The platforms that actually get used are the ones that started as someone's script to fix their own problem, then got borrowed, then got formalized. They're rough around the edges because they're solving something real. Internal Kubernetes dashboards, custom deployment CLIs, service catalogs—the ones with adoption usually have a story like "yeah this was me getting tired of SSHing into five boxes, then people asked for it, then we built it properly." You were basically forced to understand the pain before you could design for it.

The trap is the platform team with a clean mandate and a blank slate. No constraints. That's when you get the beautiful systems nobody uses. Better to be the person who inherits someone's 400-line bash script and thinks "okay what's this actually doing, what's breaking about it at 3am" rather than architecting from first principles.

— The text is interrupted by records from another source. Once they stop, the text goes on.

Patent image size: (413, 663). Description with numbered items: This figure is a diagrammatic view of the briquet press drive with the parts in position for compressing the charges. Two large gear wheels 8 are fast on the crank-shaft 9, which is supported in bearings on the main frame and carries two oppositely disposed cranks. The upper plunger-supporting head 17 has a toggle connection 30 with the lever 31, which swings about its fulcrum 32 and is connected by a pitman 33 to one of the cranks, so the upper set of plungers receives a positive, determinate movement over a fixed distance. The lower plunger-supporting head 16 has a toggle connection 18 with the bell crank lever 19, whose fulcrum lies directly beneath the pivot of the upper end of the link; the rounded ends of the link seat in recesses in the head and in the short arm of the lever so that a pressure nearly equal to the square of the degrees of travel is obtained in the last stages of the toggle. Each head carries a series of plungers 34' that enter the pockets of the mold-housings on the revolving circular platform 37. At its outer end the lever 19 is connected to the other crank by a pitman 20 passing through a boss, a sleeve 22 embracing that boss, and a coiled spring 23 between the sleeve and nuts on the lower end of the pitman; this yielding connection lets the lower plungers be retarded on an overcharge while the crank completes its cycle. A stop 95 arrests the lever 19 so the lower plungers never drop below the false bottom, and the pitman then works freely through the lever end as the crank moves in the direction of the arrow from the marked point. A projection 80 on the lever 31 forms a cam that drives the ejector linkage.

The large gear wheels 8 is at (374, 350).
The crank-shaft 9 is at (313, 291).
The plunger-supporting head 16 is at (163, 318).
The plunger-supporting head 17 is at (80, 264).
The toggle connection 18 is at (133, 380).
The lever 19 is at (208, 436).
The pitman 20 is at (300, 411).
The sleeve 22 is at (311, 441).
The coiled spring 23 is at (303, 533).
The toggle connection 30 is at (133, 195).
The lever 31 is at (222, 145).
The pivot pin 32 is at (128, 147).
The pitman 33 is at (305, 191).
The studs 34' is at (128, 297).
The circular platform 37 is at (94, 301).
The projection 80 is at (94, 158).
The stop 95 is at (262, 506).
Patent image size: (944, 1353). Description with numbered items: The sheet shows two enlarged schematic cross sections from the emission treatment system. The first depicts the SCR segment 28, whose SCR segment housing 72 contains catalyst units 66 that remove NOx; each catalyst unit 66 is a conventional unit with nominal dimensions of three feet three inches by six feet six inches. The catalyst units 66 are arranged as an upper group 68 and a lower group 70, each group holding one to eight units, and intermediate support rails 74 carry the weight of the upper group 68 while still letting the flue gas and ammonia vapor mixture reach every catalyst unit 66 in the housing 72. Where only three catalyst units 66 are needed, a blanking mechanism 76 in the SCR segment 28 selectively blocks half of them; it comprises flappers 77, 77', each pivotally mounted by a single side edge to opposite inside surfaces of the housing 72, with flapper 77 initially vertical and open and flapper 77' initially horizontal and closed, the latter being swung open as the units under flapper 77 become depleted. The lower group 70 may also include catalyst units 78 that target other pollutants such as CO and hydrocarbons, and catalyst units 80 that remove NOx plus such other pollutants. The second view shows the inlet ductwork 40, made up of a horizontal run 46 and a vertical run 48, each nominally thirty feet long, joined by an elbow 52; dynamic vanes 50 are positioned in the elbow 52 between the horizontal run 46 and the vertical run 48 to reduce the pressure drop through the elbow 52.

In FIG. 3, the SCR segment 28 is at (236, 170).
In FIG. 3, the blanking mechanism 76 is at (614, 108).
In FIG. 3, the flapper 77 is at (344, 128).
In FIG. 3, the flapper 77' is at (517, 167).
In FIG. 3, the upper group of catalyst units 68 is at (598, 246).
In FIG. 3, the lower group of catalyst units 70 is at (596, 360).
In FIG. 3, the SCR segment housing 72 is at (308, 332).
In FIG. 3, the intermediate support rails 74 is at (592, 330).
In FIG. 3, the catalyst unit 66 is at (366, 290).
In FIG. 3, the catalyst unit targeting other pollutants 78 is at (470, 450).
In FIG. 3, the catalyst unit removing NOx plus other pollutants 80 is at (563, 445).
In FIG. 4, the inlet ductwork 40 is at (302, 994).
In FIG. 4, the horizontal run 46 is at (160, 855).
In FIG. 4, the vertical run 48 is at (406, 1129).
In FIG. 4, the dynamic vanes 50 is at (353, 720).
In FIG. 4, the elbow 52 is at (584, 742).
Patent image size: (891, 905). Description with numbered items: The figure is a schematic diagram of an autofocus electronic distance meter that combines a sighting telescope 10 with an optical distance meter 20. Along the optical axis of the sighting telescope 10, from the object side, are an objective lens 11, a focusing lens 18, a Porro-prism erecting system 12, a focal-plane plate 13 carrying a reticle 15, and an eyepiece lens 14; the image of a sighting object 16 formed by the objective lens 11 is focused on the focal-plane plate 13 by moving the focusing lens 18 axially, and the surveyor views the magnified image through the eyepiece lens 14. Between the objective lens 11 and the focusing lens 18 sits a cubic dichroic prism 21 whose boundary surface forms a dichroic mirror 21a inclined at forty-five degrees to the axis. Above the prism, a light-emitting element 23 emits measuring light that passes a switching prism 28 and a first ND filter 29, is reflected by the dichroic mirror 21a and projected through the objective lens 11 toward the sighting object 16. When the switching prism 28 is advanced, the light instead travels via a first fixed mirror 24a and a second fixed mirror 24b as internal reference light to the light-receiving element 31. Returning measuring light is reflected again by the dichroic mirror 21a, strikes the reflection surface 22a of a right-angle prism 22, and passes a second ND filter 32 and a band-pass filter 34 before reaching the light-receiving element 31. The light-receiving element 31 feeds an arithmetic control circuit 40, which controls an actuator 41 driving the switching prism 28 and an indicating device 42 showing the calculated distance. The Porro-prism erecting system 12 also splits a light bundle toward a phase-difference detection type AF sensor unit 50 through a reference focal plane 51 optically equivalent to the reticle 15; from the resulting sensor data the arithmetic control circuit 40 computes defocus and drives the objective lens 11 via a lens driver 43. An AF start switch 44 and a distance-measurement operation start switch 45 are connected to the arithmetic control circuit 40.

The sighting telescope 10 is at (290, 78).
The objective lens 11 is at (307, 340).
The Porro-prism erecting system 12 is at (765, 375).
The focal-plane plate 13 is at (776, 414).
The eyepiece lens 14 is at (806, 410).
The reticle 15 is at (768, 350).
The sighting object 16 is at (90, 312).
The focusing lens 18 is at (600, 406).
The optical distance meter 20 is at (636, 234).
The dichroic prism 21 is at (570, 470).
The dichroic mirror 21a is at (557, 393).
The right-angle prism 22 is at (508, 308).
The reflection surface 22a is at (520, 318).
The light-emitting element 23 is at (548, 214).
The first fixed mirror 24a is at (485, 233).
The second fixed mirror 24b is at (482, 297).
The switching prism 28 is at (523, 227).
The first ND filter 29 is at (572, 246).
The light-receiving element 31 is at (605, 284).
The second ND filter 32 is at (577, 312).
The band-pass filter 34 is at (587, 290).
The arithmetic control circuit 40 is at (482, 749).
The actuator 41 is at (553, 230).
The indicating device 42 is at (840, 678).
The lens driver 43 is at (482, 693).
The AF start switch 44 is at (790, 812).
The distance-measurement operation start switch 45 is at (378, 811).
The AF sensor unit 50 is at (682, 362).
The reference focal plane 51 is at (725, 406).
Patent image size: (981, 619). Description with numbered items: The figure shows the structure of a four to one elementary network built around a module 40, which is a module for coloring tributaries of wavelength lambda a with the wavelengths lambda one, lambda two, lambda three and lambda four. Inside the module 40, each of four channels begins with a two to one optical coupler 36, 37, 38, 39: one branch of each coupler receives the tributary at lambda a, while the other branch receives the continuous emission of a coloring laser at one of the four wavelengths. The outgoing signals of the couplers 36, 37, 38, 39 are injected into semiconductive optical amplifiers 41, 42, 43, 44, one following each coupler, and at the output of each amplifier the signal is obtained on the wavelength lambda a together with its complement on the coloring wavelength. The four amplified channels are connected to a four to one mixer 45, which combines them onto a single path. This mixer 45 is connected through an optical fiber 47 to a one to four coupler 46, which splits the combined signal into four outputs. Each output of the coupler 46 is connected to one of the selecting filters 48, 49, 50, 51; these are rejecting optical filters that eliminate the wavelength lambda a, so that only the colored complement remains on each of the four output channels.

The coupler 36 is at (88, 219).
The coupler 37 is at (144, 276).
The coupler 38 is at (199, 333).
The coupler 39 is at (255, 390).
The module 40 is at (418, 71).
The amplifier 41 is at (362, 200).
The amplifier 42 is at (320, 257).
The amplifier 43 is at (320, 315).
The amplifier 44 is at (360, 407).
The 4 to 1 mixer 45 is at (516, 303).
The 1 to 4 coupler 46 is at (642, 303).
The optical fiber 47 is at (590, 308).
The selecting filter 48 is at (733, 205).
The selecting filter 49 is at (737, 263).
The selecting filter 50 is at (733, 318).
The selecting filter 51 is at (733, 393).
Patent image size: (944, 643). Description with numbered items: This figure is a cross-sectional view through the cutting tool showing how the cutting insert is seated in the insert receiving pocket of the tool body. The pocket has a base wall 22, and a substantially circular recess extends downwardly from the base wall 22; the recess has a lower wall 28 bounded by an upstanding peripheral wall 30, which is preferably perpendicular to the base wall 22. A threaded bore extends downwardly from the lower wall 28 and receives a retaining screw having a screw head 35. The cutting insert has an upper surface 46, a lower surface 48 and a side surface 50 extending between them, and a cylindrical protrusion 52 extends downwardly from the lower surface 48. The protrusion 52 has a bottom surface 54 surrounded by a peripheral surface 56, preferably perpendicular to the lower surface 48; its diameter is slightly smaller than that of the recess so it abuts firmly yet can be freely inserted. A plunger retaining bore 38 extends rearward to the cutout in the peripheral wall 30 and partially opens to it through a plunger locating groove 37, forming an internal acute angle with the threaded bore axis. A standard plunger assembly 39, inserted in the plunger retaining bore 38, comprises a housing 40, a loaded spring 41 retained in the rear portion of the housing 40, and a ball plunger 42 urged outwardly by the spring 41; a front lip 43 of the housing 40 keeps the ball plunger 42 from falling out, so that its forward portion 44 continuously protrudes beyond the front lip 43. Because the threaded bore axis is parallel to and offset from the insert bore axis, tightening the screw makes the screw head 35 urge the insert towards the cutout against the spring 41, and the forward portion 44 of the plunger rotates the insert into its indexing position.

Personal/domain experiencetoby3h ago

I'd push back slightly here, though the core insight is right. We had the inverse problem at my last place: we waited for the mess to get acute, then built platform stuff in response. Sounds smart. Except by the time three teams independently invented their own deployment stories, we now had to support all three while migrating everyone to the fourth. The pain forced action, but it also locked in technical debt that made the solution messier than it needed to be.

What I think actually works is building the platform *with* the teams that are starting to feel the friction, not for some imagined future org. We had a painful incident around service discovery—nothing catastrophic, just a Tuesday where it took six hours to figure out which database instance a service was hitting. That was the moment. We pulled in the three teams most affected, built something narrow and concrete that solved that specific problem, and they used it immediately. Then the next friction point appeared (secrets rotation, container registry sprawl) and we iterated. By the time we were forty people, we had a platform that felt inevitable because it'd been built in lockstep with actual growth.

The mistake isn't timing exactly. It's building something general-purpose when you should build something specific, then generalizing later after you understand the shape of the problem. Backstage is great if you already know you need a service catalog. But most orgs don't know that yet. They know their current thing is broken.